Ulama-ulama Malikiyah tidak mengamalkan hadis ahad yang bertentangan dengan amal Ahli Madinah (Ilmu Mustholah Hadis ; Ust. Moh. Anwar Bc. Hk, hal. 32).
Imam Malik ra. menegaskan : “Hadis Ahad apabila bertentangan dengan Qowa’id (kaidah-kaidah), maka ia tidak diamalkan (Fathul Bari juz 4\hal. 156).
PERNYATAAN DARI ULAMA LAINNYA:
Imam Asnawi menyatakan : “Syara’ memperbolehkan dalil dzoni dalam masalah-masalah amaliyah yaitu masalah furu’ tanpa amaliyah dalam masalah Qowaid Ushul Ad-din. Demikianlah Qowaid Ushul Ad-din sebagaimana dinukil oleh Al-Anbari dalam Kitab Syarah burhan dari para Ulama yang terpercaya” ( Nihayah Fi Ilm’ Al-Ushul).
Imam Ibn Taimiyah berkata : “ khobar ahad yang telah diterima (terbukti shohih-pent) wajib mewajibkan ilmu menurut Jumhur sahabat Abu hanafi, Imam Malikl, Imam Syafi’I dan Imam Ahmad. Dan ini merupakan pendapat kebanyakan sahabat Imam Asy’ari seperti Al-Asfaraini dan Ibn faruk. Tetapi hadis Ahad hukum asalnya tidak berfaedah kecuali dzoni. Bila ia didukung dengan ijma’ ahlul ilmi dengan hadis lainnya maka ia dapat memberi faedah yang pasti (naik derajatnya menjadi hadis mutawatir maknawi –pent) (Lihat Majmu Fatwa juz 18, hal. 41).

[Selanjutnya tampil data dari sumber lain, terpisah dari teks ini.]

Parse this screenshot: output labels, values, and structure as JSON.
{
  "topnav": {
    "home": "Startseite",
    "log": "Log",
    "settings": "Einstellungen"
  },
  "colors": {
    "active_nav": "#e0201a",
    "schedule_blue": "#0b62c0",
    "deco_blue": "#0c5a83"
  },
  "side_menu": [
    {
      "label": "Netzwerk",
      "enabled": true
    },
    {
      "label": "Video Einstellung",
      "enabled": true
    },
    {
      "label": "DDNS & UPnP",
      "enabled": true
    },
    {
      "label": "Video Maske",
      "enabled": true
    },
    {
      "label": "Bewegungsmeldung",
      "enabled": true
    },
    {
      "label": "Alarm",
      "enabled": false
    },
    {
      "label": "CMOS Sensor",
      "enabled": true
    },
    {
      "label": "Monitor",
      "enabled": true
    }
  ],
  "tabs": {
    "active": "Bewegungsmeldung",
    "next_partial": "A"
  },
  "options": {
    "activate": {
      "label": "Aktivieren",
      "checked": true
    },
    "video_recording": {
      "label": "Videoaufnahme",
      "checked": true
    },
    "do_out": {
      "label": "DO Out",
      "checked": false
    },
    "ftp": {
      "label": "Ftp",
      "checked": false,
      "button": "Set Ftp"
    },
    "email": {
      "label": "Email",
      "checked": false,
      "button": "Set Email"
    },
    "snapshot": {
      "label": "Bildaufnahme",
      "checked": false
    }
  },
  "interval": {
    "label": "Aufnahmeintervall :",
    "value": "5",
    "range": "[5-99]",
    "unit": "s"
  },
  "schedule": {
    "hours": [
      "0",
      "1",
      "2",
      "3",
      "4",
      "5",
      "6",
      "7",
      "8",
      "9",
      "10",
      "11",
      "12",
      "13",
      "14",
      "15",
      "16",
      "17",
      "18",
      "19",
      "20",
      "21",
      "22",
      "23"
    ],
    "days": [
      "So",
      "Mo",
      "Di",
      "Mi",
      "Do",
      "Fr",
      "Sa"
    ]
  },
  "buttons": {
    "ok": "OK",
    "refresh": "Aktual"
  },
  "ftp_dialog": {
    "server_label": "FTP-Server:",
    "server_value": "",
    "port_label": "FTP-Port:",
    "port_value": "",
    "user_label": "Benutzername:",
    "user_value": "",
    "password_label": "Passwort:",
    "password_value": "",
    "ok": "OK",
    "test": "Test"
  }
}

Imam Jamaluddin Al-Qosimi menyatakan : “Sesungguhnya jumhur kaum muslimin dari kalangan sahabat, tabi’in, golongan setelah mereka dari kalangan fuqoha, ahli hadis, dan ulama ushul berpendapat bahwa hadis ahad yang terpercaya dapat dijadikan hujjah dalam masalah tasyri’ yang wajib diamalkan, tetapi hadis ahad ini hanya menghantarkan pada Dzon tidak sampai derajat ilmu (yakin)” (Qawaidut Tahdis, hal. 147-148)
Imam Kasani menyatakan : “Pendapat sebagian besar fukoha menerima hadis ahad yang terpercaya dan adil serta diamalkan dalam masalah tasyri’ kecuali masalah aqidah, sebab I’tiqod wajib dibangun dengan dalil-dalil yang qoth’I, yang tidak ada keraguan didalamnya, sementara masalah amal (tasyri’) cukup dengan dalil yang rajih (kuat) saja” ( Badaa’iu shanaa’I juz 1\hal. 20).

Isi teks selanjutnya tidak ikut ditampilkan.